A few other posts here, and a flurry of comment in other expat forums, express recent concern about the new spate of bank fees impacting expats who need to access their resources in US financial institutions. Mostly, the causes and extent of changes have not been mentioned. Here's some background.

You probably recall the huge Wall Street reform bill passed a few years ago. This provided new “consumer protections” applicable to the banking and financial services industries. Among many, many other things, the legislation amended a part of the Electronic Fund Transfer Act, known as Regulation E. This regulation codifies tighter standards for “remittance transfers,” essentially ANY movement of US funds sent into a foreign country. This regulation finally became effective at the end of October 2013. Hence all the recent changes in fee structure that have been experienced by folks using B of A to access their funds.

The new rule affects any remittance transfer of more than $15, and specifies additional disclosures and tracking requirements. The additional fees and service changes we're seeing are reactions of the institutions as they change procedures, software, and intermediaries to comply, and also offset their (presumed) higher transaction costs. The rule affects banks, thrifts, credit unions, money transmitters and broker-dealers. Bank wires, ACH transfers – all are affected. Fees now coming into play are in addition to those due to exchange rates, although they may appear as a single charge on your bank statement. How this will affect cross-border credit card processing is anybody's guess.

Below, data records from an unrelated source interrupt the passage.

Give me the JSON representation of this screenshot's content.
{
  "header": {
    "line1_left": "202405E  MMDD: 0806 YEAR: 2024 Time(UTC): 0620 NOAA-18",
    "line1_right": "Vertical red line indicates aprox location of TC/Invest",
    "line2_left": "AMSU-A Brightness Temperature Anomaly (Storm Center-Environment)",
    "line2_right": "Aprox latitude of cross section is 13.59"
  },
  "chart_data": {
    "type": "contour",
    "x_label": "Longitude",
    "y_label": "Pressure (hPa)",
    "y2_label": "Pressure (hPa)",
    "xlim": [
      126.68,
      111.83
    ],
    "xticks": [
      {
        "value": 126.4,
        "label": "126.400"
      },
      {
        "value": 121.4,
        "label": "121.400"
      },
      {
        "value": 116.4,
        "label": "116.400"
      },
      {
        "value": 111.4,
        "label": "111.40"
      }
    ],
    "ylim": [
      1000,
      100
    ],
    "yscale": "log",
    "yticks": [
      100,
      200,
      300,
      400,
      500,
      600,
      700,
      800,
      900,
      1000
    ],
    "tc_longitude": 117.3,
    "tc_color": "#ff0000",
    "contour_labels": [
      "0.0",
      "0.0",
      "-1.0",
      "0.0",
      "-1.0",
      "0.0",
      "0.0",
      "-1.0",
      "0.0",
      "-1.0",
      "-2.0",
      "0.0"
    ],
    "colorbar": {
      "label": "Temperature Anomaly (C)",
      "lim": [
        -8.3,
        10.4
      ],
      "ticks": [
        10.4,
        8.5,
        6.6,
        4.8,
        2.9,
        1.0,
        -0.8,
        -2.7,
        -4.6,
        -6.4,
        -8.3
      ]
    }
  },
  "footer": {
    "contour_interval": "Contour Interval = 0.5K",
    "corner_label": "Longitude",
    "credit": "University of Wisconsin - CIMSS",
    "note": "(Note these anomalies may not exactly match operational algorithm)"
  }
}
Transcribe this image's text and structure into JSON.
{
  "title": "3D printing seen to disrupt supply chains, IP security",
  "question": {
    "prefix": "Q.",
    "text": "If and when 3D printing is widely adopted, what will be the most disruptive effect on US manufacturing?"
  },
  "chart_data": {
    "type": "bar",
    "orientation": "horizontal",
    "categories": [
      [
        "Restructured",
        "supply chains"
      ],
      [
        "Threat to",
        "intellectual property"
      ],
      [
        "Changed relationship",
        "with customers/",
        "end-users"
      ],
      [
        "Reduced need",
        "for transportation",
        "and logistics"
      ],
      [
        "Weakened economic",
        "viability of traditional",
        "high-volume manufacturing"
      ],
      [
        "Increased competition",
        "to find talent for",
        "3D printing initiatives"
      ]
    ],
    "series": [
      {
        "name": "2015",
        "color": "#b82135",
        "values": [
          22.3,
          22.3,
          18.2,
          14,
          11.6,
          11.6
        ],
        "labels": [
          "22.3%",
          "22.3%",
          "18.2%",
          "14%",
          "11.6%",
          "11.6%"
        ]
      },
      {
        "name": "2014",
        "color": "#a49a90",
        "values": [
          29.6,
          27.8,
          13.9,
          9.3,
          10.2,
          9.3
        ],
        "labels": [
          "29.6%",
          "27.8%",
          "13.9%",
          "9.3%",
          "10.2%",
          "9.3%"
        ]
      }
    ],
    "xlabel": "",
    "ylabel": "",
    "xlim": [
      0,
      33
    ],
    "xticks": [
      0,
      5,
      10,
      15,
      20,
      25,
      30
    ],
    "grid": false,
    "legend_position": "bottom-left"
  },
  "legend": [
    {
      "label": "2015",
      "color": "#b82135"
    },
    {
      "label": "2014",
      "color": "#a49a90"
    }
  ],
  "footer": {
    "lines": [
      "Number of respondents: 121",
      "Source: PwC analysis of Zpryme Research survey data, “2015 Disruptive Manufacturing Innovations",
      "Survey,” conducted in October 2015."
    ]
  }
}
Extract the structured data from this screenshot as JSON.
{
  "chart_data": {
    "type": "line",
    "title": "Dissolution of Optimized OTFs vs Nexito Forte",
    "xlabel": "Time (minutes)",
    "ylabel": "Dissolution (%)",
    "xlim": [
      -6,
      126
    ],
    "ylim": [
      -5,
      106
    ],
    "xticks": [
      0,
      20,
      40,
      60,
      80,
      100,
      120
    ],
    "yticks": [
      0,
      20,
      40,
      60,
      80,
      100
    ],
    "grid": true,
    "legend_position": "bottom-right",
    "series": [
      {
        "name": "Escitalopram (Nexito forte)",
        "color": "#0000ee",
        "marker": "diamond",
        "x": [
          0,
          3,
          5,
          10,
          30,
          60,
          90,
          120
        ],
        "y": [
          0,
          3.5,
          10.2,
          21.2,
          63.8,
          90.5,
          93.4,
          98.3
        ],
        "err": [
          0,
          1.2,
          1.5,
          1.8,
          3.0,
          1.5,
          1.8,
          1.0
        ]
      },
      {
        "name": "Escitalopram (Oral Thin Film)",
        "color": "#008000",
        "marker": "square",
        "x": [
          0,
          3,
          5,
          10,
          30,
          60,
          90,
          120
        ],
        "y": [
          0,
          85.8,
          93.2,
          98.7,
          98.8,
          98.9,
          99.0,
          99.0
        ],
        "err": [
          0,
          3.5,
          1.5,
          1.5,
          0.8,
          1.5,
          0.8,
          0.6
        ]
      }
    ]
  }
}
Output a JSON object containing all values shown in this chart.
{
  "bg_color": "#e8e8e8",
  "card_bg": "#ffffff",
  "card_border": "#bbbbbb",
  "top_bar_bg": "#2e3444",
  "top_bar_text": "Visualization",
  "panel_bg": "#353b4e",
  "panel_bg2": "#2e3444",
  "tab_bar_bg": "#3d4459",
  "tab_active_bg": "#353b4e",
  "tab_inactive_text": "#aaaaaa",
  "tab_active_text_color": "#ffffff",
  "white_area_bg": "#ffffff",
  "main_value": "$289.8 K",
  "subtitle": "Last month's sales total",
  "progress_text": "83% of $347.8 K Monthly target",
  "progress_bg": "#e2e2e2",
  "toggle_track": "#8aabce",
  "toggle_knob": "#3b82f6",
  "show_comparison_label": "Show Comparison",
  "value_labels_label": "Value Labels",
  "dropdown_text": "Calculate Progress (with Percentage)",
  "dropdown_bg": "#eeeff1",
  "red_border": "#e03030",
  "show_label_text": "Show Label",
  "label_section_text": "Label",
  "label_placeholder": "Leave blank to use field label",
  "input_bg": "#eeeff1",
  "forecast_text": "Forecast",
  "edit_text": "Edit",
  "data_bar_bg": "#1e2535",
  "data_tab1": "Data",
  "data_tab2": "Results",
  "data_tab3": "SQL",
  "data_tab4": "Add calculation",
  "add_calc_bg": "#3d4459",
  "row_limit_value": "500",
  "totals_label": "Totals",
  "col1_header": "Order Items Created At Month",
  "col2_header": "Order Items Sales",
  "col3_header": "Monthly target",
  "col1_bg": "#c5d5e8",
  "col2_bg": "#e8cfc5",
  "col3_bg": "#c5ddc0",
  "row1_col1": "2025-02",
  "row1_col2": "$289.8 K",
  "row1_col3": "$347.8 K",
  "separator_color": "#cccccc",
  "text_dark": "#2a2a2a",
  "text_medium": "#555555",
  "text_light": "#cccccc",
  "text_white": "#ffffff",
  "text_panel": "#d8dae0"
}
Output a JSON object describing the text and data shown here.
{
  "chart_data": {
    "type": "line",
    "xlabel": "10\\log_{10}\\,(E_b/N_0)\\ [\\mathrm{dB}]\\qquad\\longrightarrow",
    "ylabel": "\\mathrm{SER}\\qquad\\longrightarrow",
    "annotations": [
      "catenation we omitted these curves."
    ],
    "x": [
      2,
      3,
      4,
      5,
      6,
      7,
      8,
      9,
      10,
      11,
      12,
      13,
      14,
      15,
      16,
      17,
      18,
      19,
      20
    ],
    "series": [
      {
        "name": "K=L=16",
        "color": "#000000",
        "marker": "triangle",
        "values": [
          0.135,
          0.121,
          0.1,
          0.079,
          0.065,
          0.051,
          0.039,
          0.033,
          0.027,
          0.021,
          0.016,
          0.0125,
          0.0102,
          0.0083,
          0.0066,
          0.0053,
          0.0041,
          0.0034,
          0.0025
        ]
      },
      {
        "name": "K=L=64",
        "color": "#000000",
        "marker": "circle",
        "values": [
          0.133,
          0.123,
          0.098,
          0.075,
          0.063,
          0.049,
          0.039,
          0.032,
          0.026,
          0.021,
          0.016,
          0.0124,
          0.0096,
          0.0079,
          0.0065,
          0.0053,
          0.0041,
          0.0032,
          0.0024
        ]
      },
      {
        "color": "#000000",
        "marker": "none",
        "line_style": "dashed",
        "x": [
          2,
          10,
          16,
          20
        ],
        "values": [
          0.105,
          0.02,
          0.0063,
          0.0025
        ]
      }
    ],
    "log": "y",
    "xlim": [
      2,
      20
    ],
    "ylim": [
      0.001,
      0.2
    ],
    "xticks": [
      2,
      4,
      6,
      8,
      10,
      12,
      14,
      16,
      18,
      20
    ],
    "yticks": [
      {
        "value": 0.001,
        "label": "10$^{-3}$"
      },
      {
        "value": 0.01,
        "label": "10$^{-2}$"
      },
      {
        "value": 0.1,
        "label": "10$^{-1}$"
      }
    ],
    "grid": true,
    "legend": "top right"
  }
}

Personally, I'm holding off bailing out of Citi-BanamexUSA (which just stopped doing bill-pay and free transfers into a SoB peso Banamex account) and jumping right away to another institution (with all the hassle that entails). It's just not clear yet how the service providers which have been mentioned as having historic low-fee structures (Fidelity, Schwab, Capital One, Banorte-INB, etc) will eventually choose to comply with the rule change. If we are fortunate, maybe some of them will absorb (some/all?) of the extra costs. Time will tell.


----------



## Hound Dog (Jan 18, 2009)

Thanks for the heads-up Azuledos. I have been a Schwab International client here in Mexico for some 13 years but opened the accounts in the U.S. before moving here. Schwab provides service charge free wire transfers to any finnaciial institution we choose in Mexico or anywhere else in the world and we also cash Schwab One checks without hassle or fees at such intermediaries as INTERCAM anywhere they have an office in Mexico. All ATM fees charged for ATM transactions at bank-connected ATMs anywhere in the world are also immediately refunded to us. We have heard of no proposal by Schwab to alter these long-standing benefits we have enjoyed as their clients. We will remain alet for changes but do not anticipate any as of yet and will be amazed if Schwab starts imposing new fees but, who knows. 

One thing of which people should be aware. If you are a resident of Mexico and not a dual resident of both, say, Mexico and the United States; you may find it quite difficult if not impossible to close your present banking relationship and open a new one at another U.S. financial institution because of the continuing ramifications of the Patriot Act. Despite the potentially onerous new charges that may be imposed by your present bank, compliance with those new charges may be preferable to trying to change financial institutions to save a few bucks. Proceed with immense caution.

In the final analysis, perhaps the strange bedfellows of Bin Laden and the Wall Street bankers actually won their mutual crusades.


----------